Babe: Into the pink


Babe: Into the pink

A book of images of blood, body hair, pastels and other alarming female things

By Deepa Menon  June 26th, 2015

In a world where a little menstrual blood makes large companies nervous and where women pay money to have hair painfully yanked off our bodies, it might be considered an act of rebellion just to be openly female. To prefer pastels, love and loathe the sisterhood and bleed freely. There are only a few cloistered places where you can do that, and as this feature in National Post points out, the world of chick-lit is one of them. For this reason, it’s often mocked. But what if we reclaimed the words that put us down — ditzy, hysterical, slutty, giggly? What if pink was the colour of our flag?
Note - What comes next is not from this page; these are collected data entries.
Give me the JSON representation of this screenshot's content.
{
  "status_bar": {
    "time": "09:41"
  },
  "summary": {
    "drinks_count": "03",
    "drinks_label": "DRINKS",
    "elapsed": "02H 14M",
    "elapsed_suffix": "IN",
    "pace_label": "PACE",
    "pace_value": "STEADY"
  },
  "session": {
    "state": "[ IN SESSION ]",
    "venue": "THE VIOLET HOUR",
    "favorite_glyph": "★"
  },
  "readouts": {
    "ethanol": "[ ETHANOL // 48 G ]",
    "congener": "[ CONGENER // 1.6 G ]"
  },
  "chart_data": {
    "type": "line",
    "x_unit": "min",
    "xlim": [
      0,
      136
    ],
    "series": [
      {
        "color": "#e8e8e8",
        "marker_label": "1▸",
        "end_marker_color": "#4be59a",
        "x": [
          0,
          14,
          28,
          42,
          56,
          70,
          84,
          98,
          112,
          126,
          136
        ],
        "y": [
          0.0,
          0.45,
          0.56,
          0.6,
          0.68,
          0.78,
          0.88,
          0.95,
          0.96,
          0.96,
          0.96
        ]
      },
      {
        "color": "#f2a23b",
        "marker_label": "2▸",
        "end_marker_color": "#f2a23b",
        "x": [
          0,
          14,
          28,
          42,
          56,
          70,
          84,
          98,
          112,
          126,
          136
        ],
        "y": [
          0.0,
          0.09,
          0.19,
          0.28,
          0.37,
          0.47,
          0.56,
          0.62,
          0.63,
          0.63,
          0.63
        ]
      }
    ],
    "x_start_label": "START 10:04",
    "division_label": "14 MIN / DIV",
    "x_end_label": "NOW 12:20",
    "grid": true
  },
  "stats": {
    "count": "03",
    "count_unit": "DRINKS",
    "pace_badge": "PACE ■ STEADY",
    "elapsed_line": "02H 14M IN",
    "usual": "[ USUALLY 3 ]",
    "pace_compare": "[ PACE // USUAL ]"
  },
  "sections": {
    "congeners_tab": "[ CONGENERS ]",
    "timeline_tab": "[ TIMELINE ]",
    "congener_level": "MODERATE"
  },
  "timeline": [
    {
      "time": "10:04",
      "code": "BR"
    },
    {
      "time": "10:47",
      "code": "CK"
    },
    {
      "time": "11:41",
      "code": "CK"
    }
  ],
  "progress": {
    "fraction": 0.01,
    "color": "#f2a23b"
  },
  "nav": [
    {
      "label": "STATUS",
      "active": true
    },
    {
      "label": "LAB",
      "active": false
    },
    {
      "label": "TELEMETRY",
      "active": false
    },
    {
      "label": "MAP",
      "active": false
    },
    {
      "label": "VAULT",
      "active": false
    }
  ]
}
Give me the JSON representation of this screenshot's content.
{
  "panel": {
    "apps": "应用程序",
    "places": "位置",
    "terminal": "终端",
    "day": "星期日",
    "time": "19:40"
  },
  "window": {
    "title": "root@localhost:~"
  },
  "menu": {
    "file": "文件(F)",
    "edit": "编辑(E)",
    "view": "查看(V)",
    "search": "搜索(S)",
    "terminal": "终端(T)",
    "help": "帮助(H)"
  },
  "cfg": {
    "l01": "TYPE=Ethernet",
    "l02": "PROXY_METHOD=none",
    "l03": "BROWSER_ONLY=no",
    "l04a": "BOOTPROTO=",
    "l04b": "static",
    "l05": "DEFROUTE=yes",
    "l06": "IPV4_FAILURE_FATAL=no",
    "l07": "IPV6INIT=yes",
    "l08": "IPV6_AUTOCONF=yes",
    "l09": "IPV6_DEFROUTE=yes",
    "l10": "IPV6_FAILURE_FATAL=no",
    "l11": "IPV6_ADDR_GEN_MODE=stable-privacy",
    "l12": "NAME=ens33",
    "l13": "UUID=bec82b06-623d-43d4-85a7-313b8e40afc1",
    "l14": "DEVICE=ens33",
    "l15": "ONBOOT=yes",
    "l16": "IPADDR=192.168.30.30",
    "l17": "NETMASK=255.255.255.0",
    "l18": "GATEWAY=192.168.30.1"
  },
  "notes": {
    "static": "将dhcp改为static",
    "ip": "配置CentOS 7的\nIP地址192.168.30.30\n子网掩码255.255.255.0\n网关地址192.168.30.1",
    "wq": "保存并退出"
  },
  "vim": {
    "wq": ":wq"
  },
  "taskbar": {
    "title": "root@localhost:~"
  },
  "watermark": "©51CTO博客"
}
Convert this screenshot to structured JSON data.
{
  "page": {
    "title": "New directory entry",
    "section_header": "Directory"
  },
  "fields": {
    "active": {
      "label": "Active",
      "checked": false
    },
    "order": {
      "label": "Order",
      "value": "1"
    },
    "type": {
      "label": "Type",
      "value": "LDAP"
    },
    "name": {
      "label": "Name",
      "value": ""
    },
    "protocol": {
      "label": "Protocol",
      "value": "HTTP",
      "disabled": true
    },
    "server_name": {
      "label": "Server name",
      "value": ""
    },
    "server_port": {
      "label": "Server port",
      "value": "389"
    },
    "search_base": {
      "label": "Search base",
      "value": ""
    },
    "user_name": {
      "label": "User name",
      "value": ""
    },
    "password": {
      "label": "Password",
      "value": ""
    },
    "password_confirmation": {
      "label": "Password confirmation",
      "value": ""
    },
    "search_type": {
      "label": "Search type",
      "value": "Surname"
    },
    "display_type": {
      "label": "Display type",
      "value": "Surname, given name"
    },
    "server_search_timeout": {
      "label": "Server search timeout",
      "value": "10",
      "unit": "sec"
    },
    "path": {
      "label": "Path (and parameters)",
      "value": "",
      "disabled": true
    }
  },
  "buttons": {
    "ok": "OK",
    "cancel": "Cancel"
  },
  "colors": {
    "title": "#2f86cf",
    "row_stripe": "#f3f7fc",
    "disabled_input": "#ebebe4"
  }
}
Photographer Petra Collins’s book Babe is a collection of works by various women artists who explore this premise. The images were first collected online for a collaborative project, called The Ardorous. It’s a visual guide to what’s considered feminine in today’s culture, stripped of all judgement and derision. Schoolgirls, selfies, stilettoes, make-up, masses of body hair — the book seems to fold in various aspects of the female experience, without worrying about whether they might be attractive or accessible to a guy.

(Thanks to every female body in mainstream media being waxed smoother than an egg, body hair has crossed over into forbidden and therefore sexy territory. There’s a photograph in The Ardorous series of a woman reaching behind to squeeze one naked buttock with her hand. The skin is smooth and wet, the flesh plump and firm — but all that is so passé. The really incendiary detail is the tiny hairs fanning out softly between the cheeks.)

Babe has a foreword by Collins’s friend, fashion blogger, editor of Rookie, and teen icon, Tavi Gevinson, who she has worked with often. The 22-year-old fashion photographer and designer is known for bringing a feminist perspective to her work. She also has some experience making large companies nervous. But she persists. Because, in her own words: “You can’t be what you can’t see. When you’re not being represented it’s like you’re not a real person.”